His biggest concern here was that he didn’t know how the mana would translate to HP drain. If he fed 1 mana to his HP drain spell, would it take away 1 HP, 5 HP, or 0.5 HP? According to Victoria, the spell wasn’t used much by casters because its effect on a remote target was very bad – effectively something like 0.001 HP would be drained per mana invested. You could get much better effects by simply using more dangerous spells. He should be safe, though, because he was going to be able to test this out on his parrot first – if the thing squawked and fell over dead he’d be able to adjust before casting the spell himself.

Rest in peace, Polly.

So, his final concern was where to store the energy that he drained. He couldn’t just leave it alone or it’d feedback into the drain spell and he’d have a loop which wouldn’t stop till he died or found some way to break the spell.

When he asked, Victoria had told him how the energy could be dissipated: monster cores would work for large amounts of mana, or Alex could choose some kind of physical energy and try to manifest that in the world. Alex asked if it would be ok for him to charge up a light core like the ones he’d see providing dim illumination around town and Victoria provided him with several drained cores. These were monster cores with a spell illumination effect, apparently.

He could drain the energy into these cores simply by setting the output of the drain effect as the core itself. They had names inscribed into them with magic which allowed them to serve as a target for magic spells. And, boy, do I have some ideas to play around with that concept! If I can really just name objects by using one spell, then target them using another I’m going to have lots of fun soon!

So, that was the whole mess of a combination needed to set up a self-regulating drain on his HP and funnel the energy he drained into a monster core. The MP drain and SP drain spells were identical except for the target to be drained. Those were simple one-word changes to the spell – apparently, they were symbols in Xigun in the latter half of the list he had – so he added them as an input to the drain spell.

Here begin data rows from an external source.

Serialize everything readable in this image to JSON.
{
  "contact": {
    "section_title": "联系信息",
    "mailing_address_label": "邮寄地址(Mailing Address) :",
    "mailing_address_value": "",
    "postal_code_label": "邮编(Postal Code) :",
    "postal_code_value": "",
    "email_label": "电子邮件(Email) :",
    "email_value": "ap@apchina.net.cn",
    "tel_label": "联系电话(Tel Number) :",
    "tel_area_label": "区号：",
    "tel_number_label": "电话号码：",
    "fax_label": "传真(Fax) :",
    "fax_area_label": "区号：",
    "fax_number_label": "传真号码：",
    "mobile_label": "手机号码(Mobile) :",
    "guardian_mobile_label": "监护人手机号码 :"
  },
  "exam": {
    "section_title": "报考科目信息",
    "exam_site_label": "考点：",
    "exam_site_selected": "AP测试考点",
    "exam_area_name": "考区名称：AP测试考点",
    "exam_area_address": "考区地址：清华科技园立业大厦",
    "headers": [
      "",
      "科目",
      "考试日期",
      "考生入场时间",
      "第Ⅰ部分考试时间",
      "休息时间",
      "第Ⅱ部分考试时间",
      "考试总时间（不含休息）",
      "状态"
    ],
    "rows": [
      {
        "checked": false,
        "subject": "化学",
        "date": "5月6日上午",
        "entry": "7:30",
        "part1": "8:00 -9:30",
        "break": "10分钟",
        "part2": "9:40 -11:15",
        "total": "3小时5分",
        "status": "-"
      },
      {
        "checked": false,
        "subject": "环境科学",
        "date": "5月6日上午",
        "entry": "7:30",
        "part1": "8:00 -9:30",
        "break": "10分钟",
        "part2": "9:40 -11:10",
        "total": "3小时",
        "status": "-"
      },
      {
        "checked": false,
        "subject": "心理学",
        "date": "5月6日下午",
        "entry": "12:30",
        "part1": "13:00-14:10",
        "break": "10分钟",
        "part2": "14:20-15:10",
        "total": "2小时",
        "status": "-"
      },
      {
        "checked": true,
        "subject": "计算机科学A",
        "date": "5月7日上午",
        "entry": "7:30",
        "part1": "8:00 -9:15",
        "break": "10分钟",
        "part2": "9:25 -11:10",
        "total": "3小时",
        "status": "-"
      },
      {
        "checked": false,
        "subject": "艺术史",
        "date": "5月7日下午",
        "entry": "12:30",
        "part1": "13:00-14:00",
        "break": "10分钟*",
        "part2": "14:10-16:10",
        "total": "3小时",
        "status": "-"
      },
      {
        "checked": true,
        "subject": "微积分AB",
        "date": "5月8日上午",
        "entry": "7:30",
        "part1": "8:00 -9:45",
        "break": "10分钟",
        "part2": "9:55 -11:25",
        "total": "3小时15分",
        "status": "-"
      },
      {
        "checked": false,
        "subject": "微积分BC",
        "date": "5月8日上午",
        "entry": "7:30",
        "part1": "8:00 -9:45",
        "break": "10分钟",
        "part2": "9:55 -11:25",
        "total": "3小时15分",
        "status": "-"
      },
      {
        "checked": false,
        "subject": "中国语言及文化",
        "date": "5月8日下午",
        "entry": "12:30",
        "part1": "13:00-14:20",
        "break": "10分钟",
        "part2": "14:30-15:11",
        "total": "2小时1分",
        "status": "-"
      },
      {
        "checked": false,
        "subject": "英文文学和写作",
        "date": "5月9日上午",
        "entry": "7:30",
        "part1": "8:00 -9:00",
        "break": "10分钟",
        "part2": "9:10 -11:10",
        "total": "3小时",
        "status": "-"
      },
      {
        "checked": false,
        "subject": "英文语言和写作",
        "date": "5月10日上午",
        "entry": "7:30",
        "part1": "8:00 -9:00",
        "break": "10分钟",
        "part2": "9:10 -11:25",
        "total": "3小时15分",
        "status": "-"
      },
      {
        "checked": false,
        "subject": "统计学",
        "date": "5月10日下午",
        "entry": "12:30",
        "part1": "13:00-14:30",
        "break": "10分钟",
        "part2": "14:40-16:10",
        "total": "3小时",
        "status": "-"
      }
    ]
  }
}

So, he’d created the following spells tonight:

* DrainEnergyType

* DrainHP, DrainMP, DrainSP

* ThrottleHPDrain, ThrottleMPDrain, ThrottleSPDrain

* Radio

The DrainHP class of spells were simple wrappers which called the DrainEnergyType spell passing in the single Xigun symbol to identify if the spell should be draining HP, MP, or SP. Then the Throttle class of spells could target their specific type of Drain spell with a unique name so that they had a good destination for the mana to be passed between them.

He’d get to try them all out tomorrow. Hopefully, Radio wouldn’t fail him and blow him up. If that one spell worked, he’d be able to test all future spells relatively safely, even if he deprived generations of pirates of their stereotypical companions.

Goodnight to Polly; to Polly a good night. It might be your last.